Week 6
With homework 5, you need to complete the midterm survey. This will help me evaluate how well I am teaching.
There are 13 total questions. Only one question is required, so if you do not feel strongly or do not have suggestions, don’t feel like you need to answer. I want to hear your opinion! I want to make meaningful changes in the classroom that will help you!
Don’t forget that this is 2% of your grade. This survey is also due November 9th at 11pm.
Resources
Chapter | Topic | Slides | Annotated Slides | Recording |
---|---|---|---|---|
17 | Negative Binomial RV | |||
18 | Poisson RV |
Exam Materials
The exam will cover all materials from Week 1 - Week 4
This translates to Chapter 1-11 and 22
This also translates to HW 1-4
Types of problems that you do not need to worry about:
Problems with chairs in a circle - we never covered these in detail in class
- If you’re curious, the book does have a few trick for these problems
Problems asking about the expected values for RVs that resemble a geometric distribution (or any of the RVs where the number of trials extends to infinity)
- I do not expect you to know how to sum over infinite values - I did not cover these series and tricks enough in class!
Practice materials
You can go back to do the Extra Problems from each homework
Exam Review document (made by Meike in 2021)
Exam Review Answers (made by Meike in 2021)
Questions that are not covered on our exam:
Fall 2020: 5
Fall 2019: 4, 5b
Fall 2018: 5b
Fall 2017: 4, 5, 6
Fall 2016: 5b, 6
During the exam, I will give you scratch paper!
Class Exit Tickets
Additional Information
Announcements 10/30
Any questions about the exam on Wednesday?
On the Monday and Tuesday before the exam, I will hold virtual office hours
Monday, 10/30, 4-5pm
Tuesday, 10/31, 1:30-2:30pm
If you cannot make those hours and want to ask me questions, we can set up a short meeting for Monday or Tuesday
Statistician of the Week: Lester Mackey
Dr. Mackey is a machine learning researcher at Microsoft Research New England and an adjunct professor at Stanford University. His PhD (Computer Science 2012) and MA (Statistics 2011) are both from University of California, Berkeley, while his undergraduate degree (Computer Science 2007) is from Princeton University.

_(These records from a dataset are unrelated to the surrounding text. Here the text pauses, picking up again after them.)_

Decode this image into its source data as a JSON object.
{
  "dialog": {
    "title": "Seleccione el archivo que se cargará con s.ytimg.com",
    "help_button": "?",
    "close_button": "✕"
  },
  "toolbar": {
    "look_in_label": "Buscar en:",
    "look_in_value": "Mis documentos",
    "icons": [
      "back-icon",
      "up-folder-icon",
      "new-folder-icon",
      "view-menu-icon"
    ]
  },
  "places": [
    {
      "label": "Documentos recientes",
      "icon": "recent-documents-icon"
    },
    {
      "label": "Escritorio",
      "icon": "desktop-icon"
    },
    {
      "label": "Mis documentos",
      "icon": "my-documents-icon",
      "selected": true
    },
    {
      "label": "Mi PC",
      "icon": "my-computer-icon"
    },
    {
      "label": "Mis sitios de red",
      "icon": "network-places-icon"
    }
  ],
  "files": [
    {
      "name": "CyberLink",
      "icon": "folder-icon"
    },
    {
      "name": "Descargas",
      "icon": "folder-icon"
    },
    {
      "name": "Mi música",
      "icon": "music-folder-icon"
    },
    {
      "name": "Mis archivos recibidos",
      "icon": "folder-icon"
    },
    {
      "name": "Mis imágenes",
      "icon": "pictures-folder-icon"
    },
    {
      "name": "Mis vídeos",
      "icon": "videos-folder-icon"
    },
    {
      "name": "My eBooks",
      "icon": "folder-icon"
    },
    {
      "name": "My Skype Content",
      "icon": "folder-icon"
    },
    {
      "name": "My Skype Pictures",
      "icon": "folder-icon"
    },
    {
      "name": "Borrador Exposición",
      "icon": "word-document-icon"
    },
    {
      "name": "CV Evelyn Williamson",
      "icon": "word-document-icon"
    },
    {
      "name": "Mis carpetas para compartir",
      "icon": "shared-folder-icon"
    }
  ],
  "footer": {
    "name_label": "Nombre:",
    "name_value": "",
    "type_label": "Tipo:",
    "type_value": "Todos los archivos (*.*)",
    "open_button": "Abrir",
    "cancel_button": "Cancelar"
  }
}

He is involved in Stanford’s initiative of Statistics for Social Good and has the following quote on his website:
Quixotic though it may sound, I hope to use computer science and statistics to change the world for the better.
Topics covered
From Dr. Mackey’s personal website his areas of research are:
- statistical machine learning
- scalable algorithms
- high-dimensional statistics
- approximate inference
- probability
Relevant work
- Koulik Khamaru, Yash Deshpande, Lester Mackey, and Martin J. Wainwright, Near-optimal inference in adaptive linear regression
When data is collected in an adaptive manner, even simple methods like ordinary least squares can exhibit non-normal asymptotic behavior. As an undesirable consequence, hypothesis tests and confidence intervals based on asymptotic normality can lead to erroneous results. We propose a family of online debiasing estimators to correct these distributional anomalies in least squares estimation. Our proposed methods take advantage of the covariance structure present in the dataset and provide sharper estimates in directions for which more information has accrued. We establish an asymptotic normality property for our proposed online debiasing estimators under mild conditions on the data collection process and provide asymptotically exact confidence intervals…
- Pierre Bayle, Alexandre Bayle, Lucas Janson, and Lester Mackey, Cross-validation Confidence Intervals for Test Error Advances in Neural Information Processing Systems (NeurIPS), December 2020.
This work develops central limit theorems for cross-validation and consistent estimators of its asymptotic variance under weak stability conditions on the learning algorithm. Together, these results provide practical, asymptotically-exact confidence intervals for k-fold test error and valid, powerful hypothesis tests of whether one learning algorithm has smaller k-fold test error than another. These results are also the first of their kind for the popular choice of leave-one-out cross-validation. In our real-data experiments with diverse learning algorithms, the resulting intervals and tests outperform the most popular alternative methods from the literature…
Outside links
Please note the statisticians of the week are taken directly from the CURV project by Jo Hardin.
Other
The precursor to kaggle was a $1 million prize given by Netflix to the most accurate prediction of ratings that people give to the movies they watch. As undergraduates, Dr. Mackey and two friends led the competition for a few hours in its first year. Later, groups merged and Dr. Mackey’s group merged with a few others, forming The Ensemble. Their final analysis came in second with the exact same error rates as the winning entry. The winning entry, however, had been submitted 20 minutes prior. Sigh.
Muddiest Points
1. Subtracting two independent Poisson RVs
When we subtract two independent Poisson RVs, we get the Skellam distribution. We do not get a Poisson distribution with a rate ($\lambda$) that is just the difference between the two Poisson RVs.